Tuesday, April 12, 2011

Horror/Fantasy Anthology by PS Publishing 2010

Here's one of the illustrations I did for PS Publishing's 2010 anthology
The Company He Keeps

Edited by Peter Crowthers and Nick Gevers
Illustrated by Mark Geyer
ISBN-10: 1848630492
ISBN-13: 978-1848630499

PS Publishing, United Kingdom / Published 09/01/2010

Thursday, April 7, 2011

Drawings I did as a kid; my mother, etcetera..

                                                                        Age six:


                                                                      Age nine:




           I used to love to make up aerial views of farms and roads that vanished back into the mountains. I was very interested in perspective.  All of my trees were leafless--I was more interested in the structure of the tree or maybe it was because leafy trees are difficult to draw. I never had much use for color. Now I use prismacolor colored pencil over ink when color is required. I do not like to paint. In college classes I used to mix up way too much paint in trying to reach the color I wanted. I don't enjoy the clumsiness of the brush. I can paint, but it gives me a dumb feeling, as if I'm a child, making mud pies in the wet dirt.  

          My mother was a great influence on all of us. Whenever we'd bring home a project that we had to do for school, we'd clear everything off the kitchen table and get down to business. It was great to have her help on a map, a poster, a diagram, or a drawing. She always wanted us to take a very ambitious approach. She might as well have been saying to us: "Okay. Now. Let's see. How would daVinci approach this?" Italians might talk with their hands, but my mother talks with her entire body.

          Here's a drawing she did of me back then:

           My mother, Joan Lavigueur Geyer, is 81. We like to talk on the phone about art: what the other one is doing, etc. She's a botanical artist. We all went to D.C. last October to see her work on exhibit at the Smithsonian. The same work will be on exhibit at the Royal Botanical Gardens, Kew, U.K. this June thru October. She grew up in New York City, attended the Phoenix School of Design, held several studio jobs in Manhattan, painting designs on children's furniture, illustrating for ASTA Travel News and Nature's Path magazines, working for a French hat designer, etc.

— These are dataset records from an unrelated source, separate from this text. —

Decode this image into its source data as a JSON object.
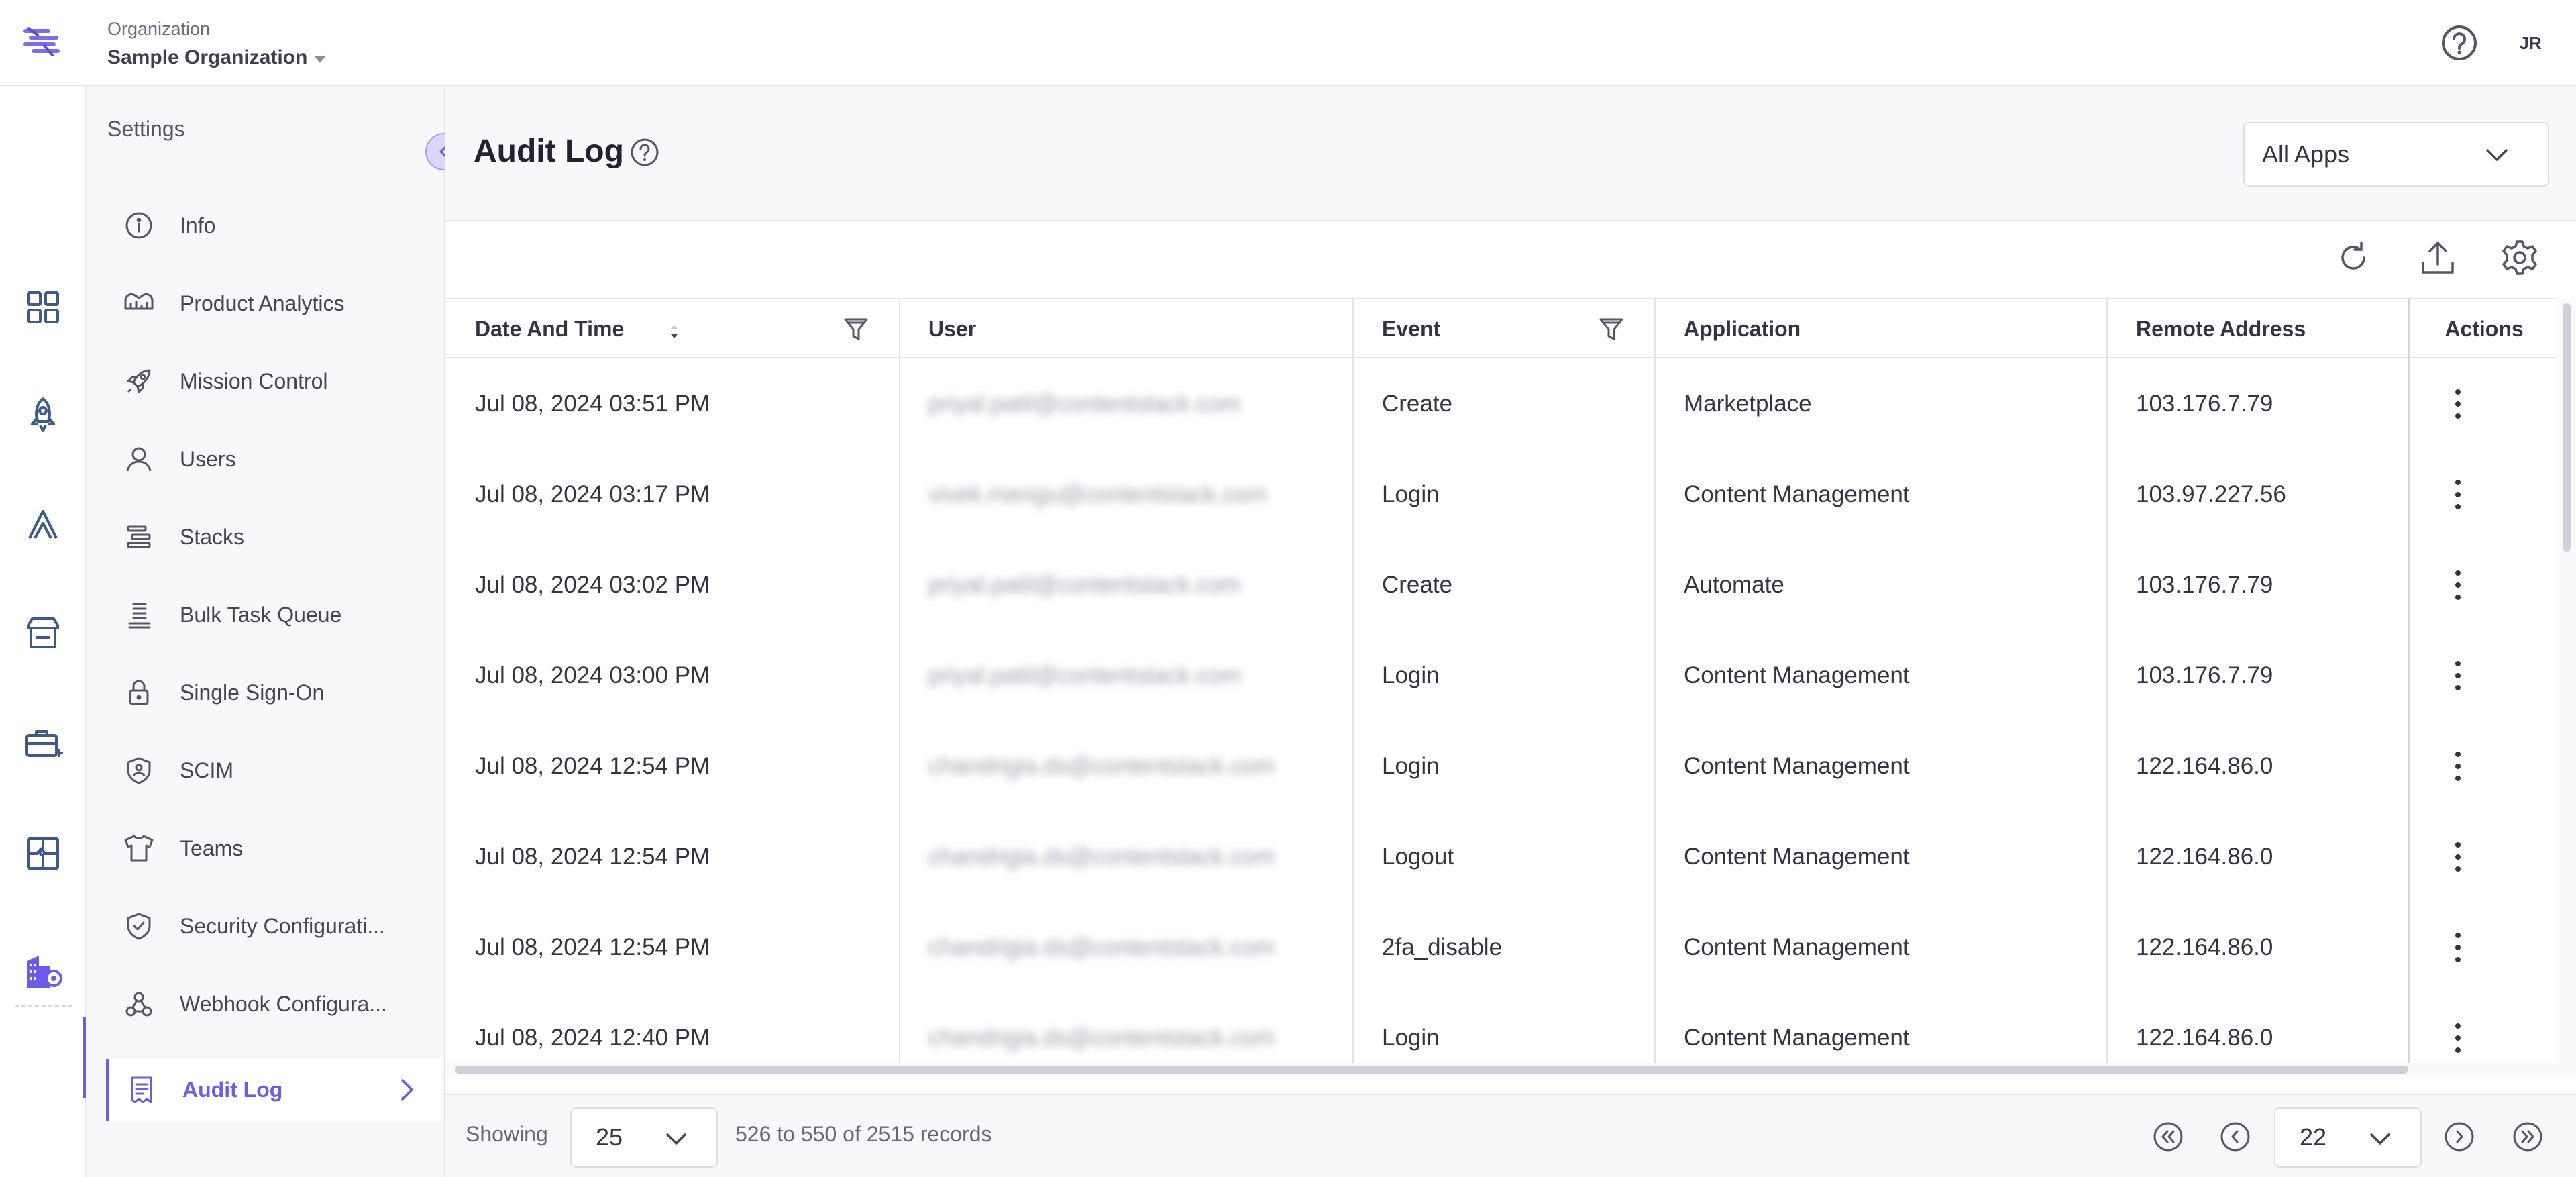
{
  "header": {
    "org_label": "Organization",
    "org_name": "Sample Organization",
    "avatar_initials": "JR"
  },
  "rail": {
    "icons": [
      "apps-grid-icon",
      "rocket-icon",
      "automate-icon",
      "marketplace-icon",
      "toolkit-icon",
      "puzzle-icon",
      "organization-icon"
    ],
    "accent_color": "#6c5ce7"
  },
  "sidebar": {
    "title": "Settings",
    "items": [
      {
        "label": "Info",
        "icon": "info-icon"
      },
      {
        "label": "Product Analytics",
        "icon": "analytics-icon"
      },
      {
        "label": "Mission Control",
        "icon": "rocket-icon"
      },
      {
        "label": "Users",
        "icon": "user-icon"
      },
      {
        "label": "Stacks",
        "icon": "stacks-icon"
      },
      {
        "label": "Bulk Task Queue",
        "icon": "queue-icon"
      },
      {
        "label": "Single Sign-On",
        "icon": "lock-icon"
      },
      {
        "label": "SCIM",
        "icon": "shield-user-icon"
      },
      {
        "label": "Teams",
        "icon": "shirt-icon"
      },
      {
        "label": "Security Configurati...",
        "icon": "shield-check-icon"
      },
      {
        "label": "Webhook Configura...",
        "icon": "webhook-icon"
      },
      {
        "label": "Audit Log",
        "icon": "document-icon",
        "active": true
      }
    ]
  },
  "main": {
    "title": "Audit Log",
    "app_filter": "All Apps",
    "columns": [
      "Date And Time",
      "User",
      "Event",
      "Application",
      "Remote Address",
      "Actions"
    ],
    "rows": [
      {
        "date": "Jul 08, 2024 03:51 PM",
        "user": "priyal.patil@contentstack.com",
        "event": "Create",
        "application": "Marketplace",
        "remote": "103.176.7.79"
      },
      {
        "date": "Jul 08, 2024 03:17 PM",
        "user": "vivek.mengu@contentstack.com",
        "event": "Login",
        "application": "Content Management",
        "remote": "103.97.227.56"
      },
      {
        "date": "Jul 08, 2024 03:02 PM",
        "user": "priyal.patil@contentstack.com",
        "event": "Create",
        "application": "Automate",
        "remote": "103.176.7.79"
      },
      {
        "date": "Jul 08, 2024 03:00 PM",
        "user": "priyal.patil@contentstack.com",
        "event": "Login",
        "application": "Content Management",
        "remote": "103.176.7.79"
      },
      {
        "date": "Jul 08, 2024 12:54 PM",
        "user": "chandrigia.ds@contentstack.com",
        "event": "Login",
        "application": "Content Management",
        "remote": "122.164.86.0"
      },
      {
        "date": "Jul 08, 2024 12:54 PM",
        "user": "chandrigia.ds@contentstack.com",
        "event": "Logout",
        "application": "Content Management",
        "remote": "122.164.86.0"
      },
      {
        "date": "Jul 08, 2024 12:54 PM",
        "user": "chandrigia.ds@contentstack.com",
        "event": "2fa_disable",
        "application": "Content Management",
        "remote": "122.164.86.0"
      },
      {
        "date": "Jul 08, 2024 12:40 PM",
        "user": "chandrigia.ds@contentstack.com",
        "event": "Login",
        "application": "Content Management",
        "remote": "122.164.86.0"
      }
    ]
  },
  "footer": {
    "showing_label": "Showing",
    "per_page": "25",
    "records_text": "526 to 550 of 2515 records",
    "current_page": "22"
  }
}
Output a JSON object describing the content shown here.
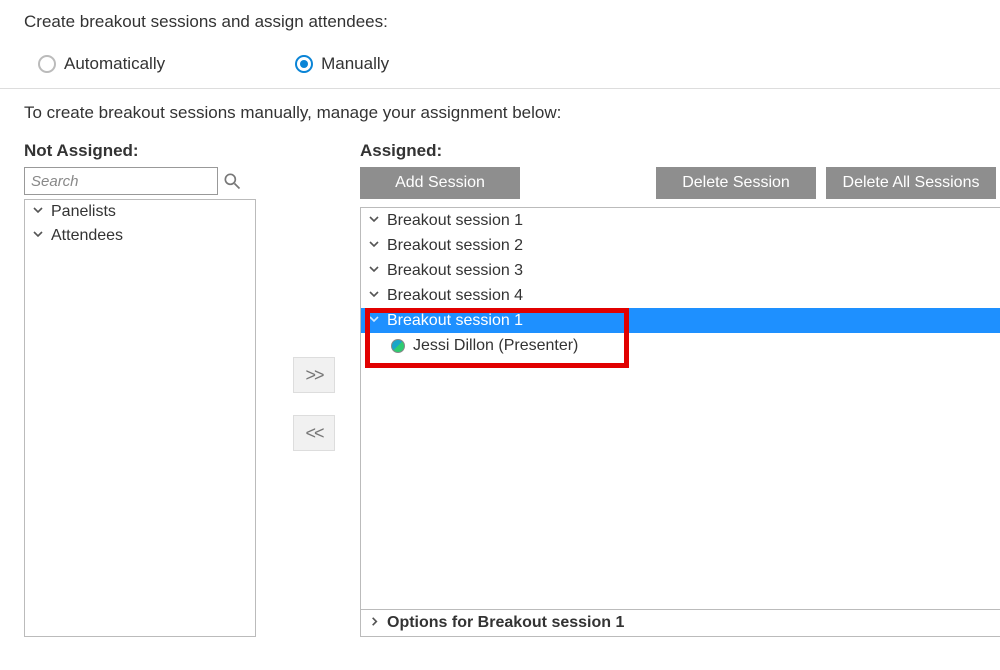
{
  "header": "Create breakout sessions and assign attendees:",
  "radio": {
    "auto": "Automatically",
    "manual": "Manually",
    "selected": "manual"
  },
  "subtext": "To create breakout sessions manually, manage your assignment below:",
  "notAssigned": {
    "heading": "Not Assigned:",
    "searchPlaceholder": "Search",
    "groups": [
      {
        "label": "Panelists"
      },
      {
        "label": "Attendees"
      }
    ]
  },
  "assigned": {
    "heading": "Assigned:",
    "buttons": {
      "add": "Add Session",
      "delete": "Delete Session",
      "deleteAll": "Delete All Sessions"
    },
    "sessions": [
      {
        "label": "Breakout session 1",
        "selected": false
      },
      {
        "label": "Breakout session 2",
        "selected": false
      },
      {
        "label": "Breakout session 3",
        "selected": false
      },
      {
        "label": "Breakout session 4",
        "selected": false
      },
      {
        "label": "Breakout session 1",
        "selected": true
      }
    ],
    "selectedAttendee": "Jessi Dillon (Presenter)",
    "optionsFooter": "Options for Breakout session 1"
  },
  "transfer": {
    "right": ">>",
    "left": "<<"
  }
}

She has exhibited at MOMA. Here's a picture of my mother, Joan Lavigueur Geyer, my daughter, Anna, and my niece, Lily. Anna is an art student at Portland State University and has had one and two man shows of her work. And, Lily is just plain adorable.

           My mother's father, Roch Oliver Joseph Charles DeLage deLavigueur, born in 1885 in Montreal, was a landscape artist and architectural draftsman. He did the most beautiful pencil drawings I've ever seen--except for some of my mother's work. Roch's father designed wallpaper for a living.